Often times, for the best, closest to the ground perspective on economic opportunities in any given economy, there is hardly any more convincing metric than observing the level of net migration of foreigners into a country, and subsequently out. First, it was Italy, where net immigrants from Afghanistan and Bangladesh came, they saw, and promptly took the first boat back to whereever it was they came from. Then, a year ago we first showed that the endless media propaganda has little to no impact on the marginal cheap worker in the US, as Mexican immigrants finally became emigrants after realizing that real demand for their services, even as bargain basement wages, simply does not exist. And now, it was only logical that Europe's economic basket case with unemployment levels so high one literally needs bigger charts, was the next to follow.
As BBC reports, in 2012 the Spanish population of 47.3 million declined by some 206,000 as "immigrants left the country amid a major economic crisis." The actual population change consisted of native Spaniards growing by a token 10,000 more than offset by the 216,000 registered foreign residents who decided to just pack it up and go back, mostly from Ecuador and Colombia. One could say they threw in the proverbial (Spiderman) towel, or at least sold it on Ebay.

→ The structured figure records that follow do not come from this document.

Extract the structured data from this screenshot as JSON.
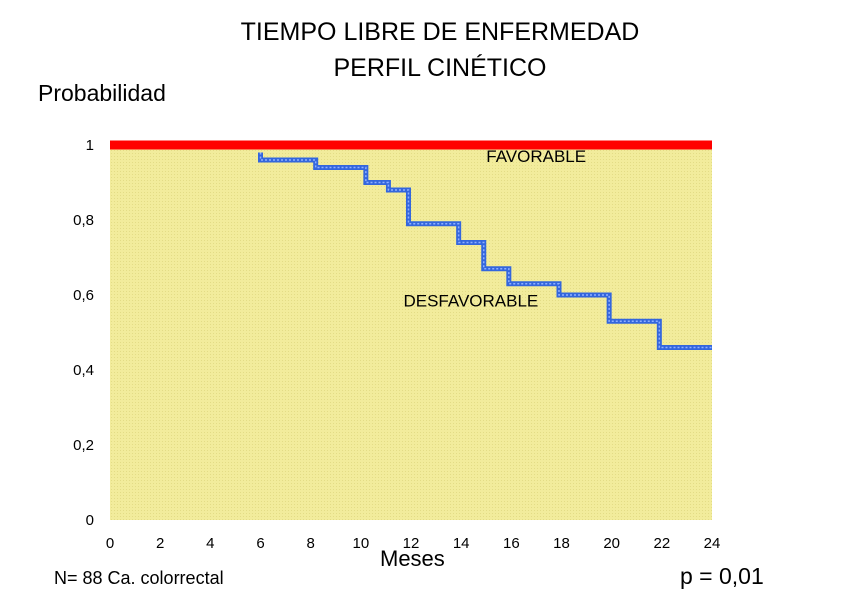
{
  "chart_data": {
    "type": "line",
    "title": "TIEMPO LIBRE DE ENFERMEDAD",
    "subtitle": "PERFIL CINÉTICO",
    "ylabel": "Probabilidad",
    "xlabel": "Meses",
    "xlim": [
      0,
      24
    ],
    "ylim": [
      0,
      1
    ],
    "x_ticks": [
      "0",
      "2",
      "4",
      "6",
      "8",
      "10",
      "12",
      "14",
      "16",
      "18",
      "20",
      "22",
      "24"
    ],
    "y_ticks": [
      "0",
      "0,2",
      "0,4",
      "0,6",
      "0,8",
      "1"
    ],
    "plot_background": "#f5f0a0",
    "grid": false,
    "step": true,
    "series": [
      {
        "name": "FAVORABLE",
        "color": "#ff0000",
        "x": [
          0,
          24
        ],
        "y": [
          1,
          1
        ]
      },
      {
        "name": "DESFAVORABLE",
        "color": "#3366dd",
        "x": [
          6,
          6,
          8.2,
          10.2,
          11.1,
          11.9,
          13.9,
          14.9,
          15.9,
          17.9,
          19.9,
          21.9,
          24
        ],
        "y": [
          0.98,
          0.96,
          0.94,
          0.9,
          0.88,
          0.79,
          0.74,
          0.67,
          0.63,
          0.6,
          0.53,
          0.46,
          0.46
        ]
      }
    ],
    "annotations": {
      "n_note": "N= 88 Ca. colorrectal",
      "p_value": "p = 0,01"
    }
  }
}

This was the first population decline in Spain since the census began in 1990. The good news for all those who are left: all your government-managed pension and retirement money is tucked away safe and sound into the viability of Spanish government bonds. And every one knows those are "money good."

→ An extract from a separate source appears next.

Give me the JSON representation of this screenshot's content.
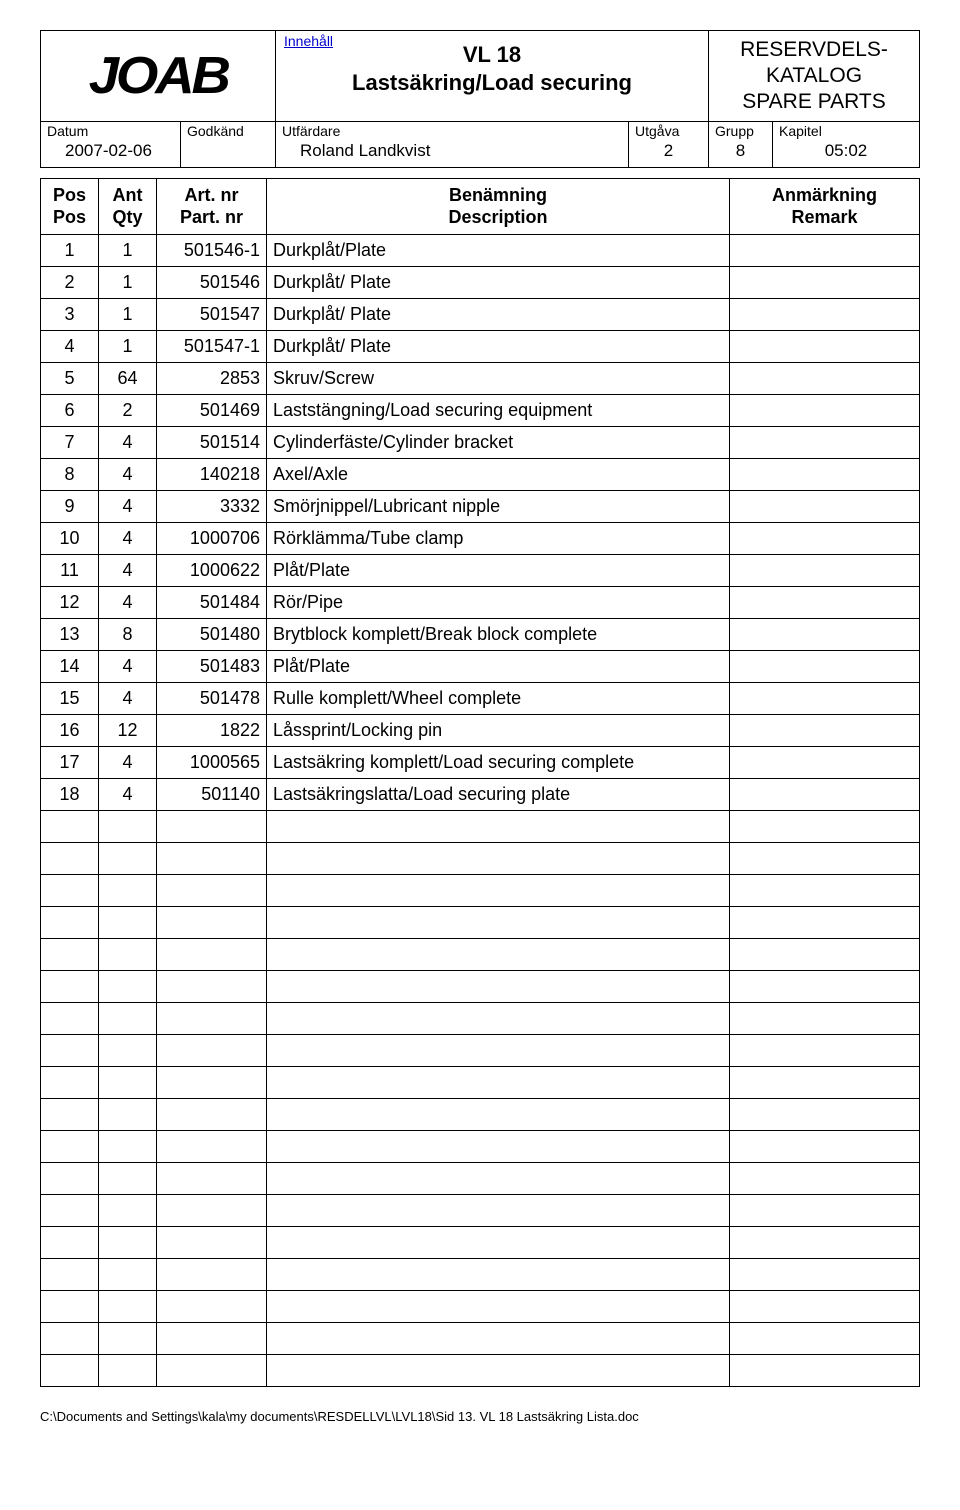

Spain's population fell last year for the first time in decades, as immigrants left the country amid a major economic crisis, officials say.
The National Statistic Institute (NSI) says the number of residents dropped by almost 206,000 to 47.1m - the decline entirely accounted for by foreigners.
Immigrants from Ecuador and Colombia showed the biggest fall.
The figures do not take into account many Spaniards who have left in search of work but are still on the census.
The figures show that the ongoing economic crisis has reversed the country's rapid population growth in the decade before the financial crisis erupted in 2008.
The bursting of the property bubble and high unemployment levels compounded the situation, forcing many economic migrants from South America and Eastern Europe to leave the country.
"Spain is less attractive because there no jobs," Albert Esteve of the Barcelona Centre for Demographic Studies told Spain's National Radio.
At least those who remain can sleep soundly at night, knowing their deposits in the country's domestic, and quite insolvent, financial system, are safe. After all Cyprus is no template. And who can possibly say no to a Spiderman beach towel.